The second thing, though, was tougher. To make people root for Reggie, Greenbaum had to make the dog’s owner really deserve having his penis being bitten off. But this is a tightrope; after all, nothing kills humour like depictions of animal abuse. That’s where Will Forte came in.
“Will instantly knew what the job required, which is a testament to him,” says Greenbaum. “He said, ‘I think I have to play him mean enough for the story to work.’ You have to have to want this guy to get his comeuppance. The flip side of that coin is that you can’t play him too mean. That’s part of the magic of Will Forte. He can be such an asshole yet, at the same time, you love him and you’re laughing.”
To get the balance right, Greenbaum had Forte do multiple takes, ramping the villainy up or down in each one, so he could better calibrate the edit for audiences. In some takes, Forte played the threat level at seven out of 10 and in others he went all out. So which levels tended to make the edit? “I would say we kept the eights and nines, and then there’s an occasional 10,” he replies. “You want to put your audience in an uncomfortable place. We did some really silly stuff with him, but I didn’t want Will to feel like a cartoon character. But, you know, your nine might be somebody else’s three. And any time you’re dealing with any type of aggression or abuse towards animals, I think people’s tolerance threshold is very low.”
Greenbaum used real dogs for the bulk of what he describes as “a weird shoot”, which largely involved getting them to move silently from one mark to another, before the dialogue was added in post. But animal safety was at the forefront of every decision he made on set. “I would never in a thousand years do anything that would put an animal in harm’s way,” he says. “Any time there was any question of whether the dog’s safety was a concern, we didn’t even remotely consider it. In that instance, we would just go straight to CG.”
And the director walks it like he talks it. At the end of shooting, Greenbaum learned that one of the dogs who played Reggie wouldn’t be going to a home, so he adopted it for his family. “If you see him running around back there and think ‘That looks like the dog from the movie,’ that’s the reason why,” he tells me. I question whether or not that would count as performer promotion, which would contravene the rules of the strike. “Well, luckily the dog acting guild, DAG, is not on strike, so he is able to join the interview and promote our film,” Greenbaum replies before wincing. “I better be careful about the jokes I make about that.”

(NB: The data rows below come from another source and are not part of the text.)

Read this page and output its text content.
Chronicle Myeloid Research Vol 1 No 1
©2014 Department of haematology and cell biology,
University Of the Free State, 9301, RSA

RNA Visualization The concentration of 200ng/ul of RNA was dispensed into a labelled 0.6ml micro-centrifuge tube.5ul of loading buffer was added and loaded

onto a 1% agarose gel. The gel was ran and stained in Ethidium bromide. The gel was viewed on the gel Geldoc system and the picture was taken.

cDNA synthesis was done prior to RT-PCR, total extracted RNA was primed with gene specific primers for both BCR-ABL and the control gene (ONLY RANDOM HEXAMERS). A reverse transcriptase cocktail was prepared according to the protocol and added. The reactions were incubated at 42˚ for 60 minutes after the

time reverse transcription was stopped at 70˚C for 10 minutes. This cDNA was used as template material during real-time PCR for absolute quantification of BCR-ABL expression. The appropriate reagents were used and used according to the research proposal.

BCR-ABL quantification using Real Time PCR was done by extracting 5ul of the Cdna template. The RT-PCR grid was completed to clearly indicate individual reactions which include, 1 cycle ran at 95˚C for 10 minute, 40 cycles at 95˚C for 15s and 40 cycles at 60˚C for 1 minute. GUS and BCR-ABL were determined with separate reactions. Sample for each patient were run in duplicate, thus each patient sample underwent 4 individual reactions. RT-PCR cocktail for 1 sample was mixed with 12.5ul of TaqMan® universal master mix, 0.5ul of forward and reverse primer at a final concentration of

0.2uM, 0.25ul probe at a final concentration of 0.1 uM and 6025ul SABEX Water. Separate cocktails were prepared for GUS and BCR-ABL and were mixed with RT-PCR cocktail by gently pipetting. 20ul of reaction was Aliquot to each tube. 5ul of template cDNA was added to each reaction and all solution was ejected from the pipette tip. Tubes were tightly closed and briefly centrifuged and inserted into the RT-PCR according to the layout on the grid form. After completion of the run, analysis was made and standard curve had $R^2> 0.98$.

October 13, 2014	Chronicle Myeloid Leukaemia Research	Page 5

My getting to talk to Greenbaum has been one of the unintended pluses of the strikes. As we wrap up, I tell him how refreshing it is to talk to the guy who made all the decisions about a film, rather than having to ask another actor about their character. “I feel bad for actors,” he replies magnanimously. “They come on set, they shoot for a week or two before leaving, and then it can be years before the movie is released. They haven’t thought about the film, and then they have to try to remember it so they can talk to all these smart people about it. That’s hard. Whereas I’ve lived this movie for three years of my life: of course, I can talk about it!”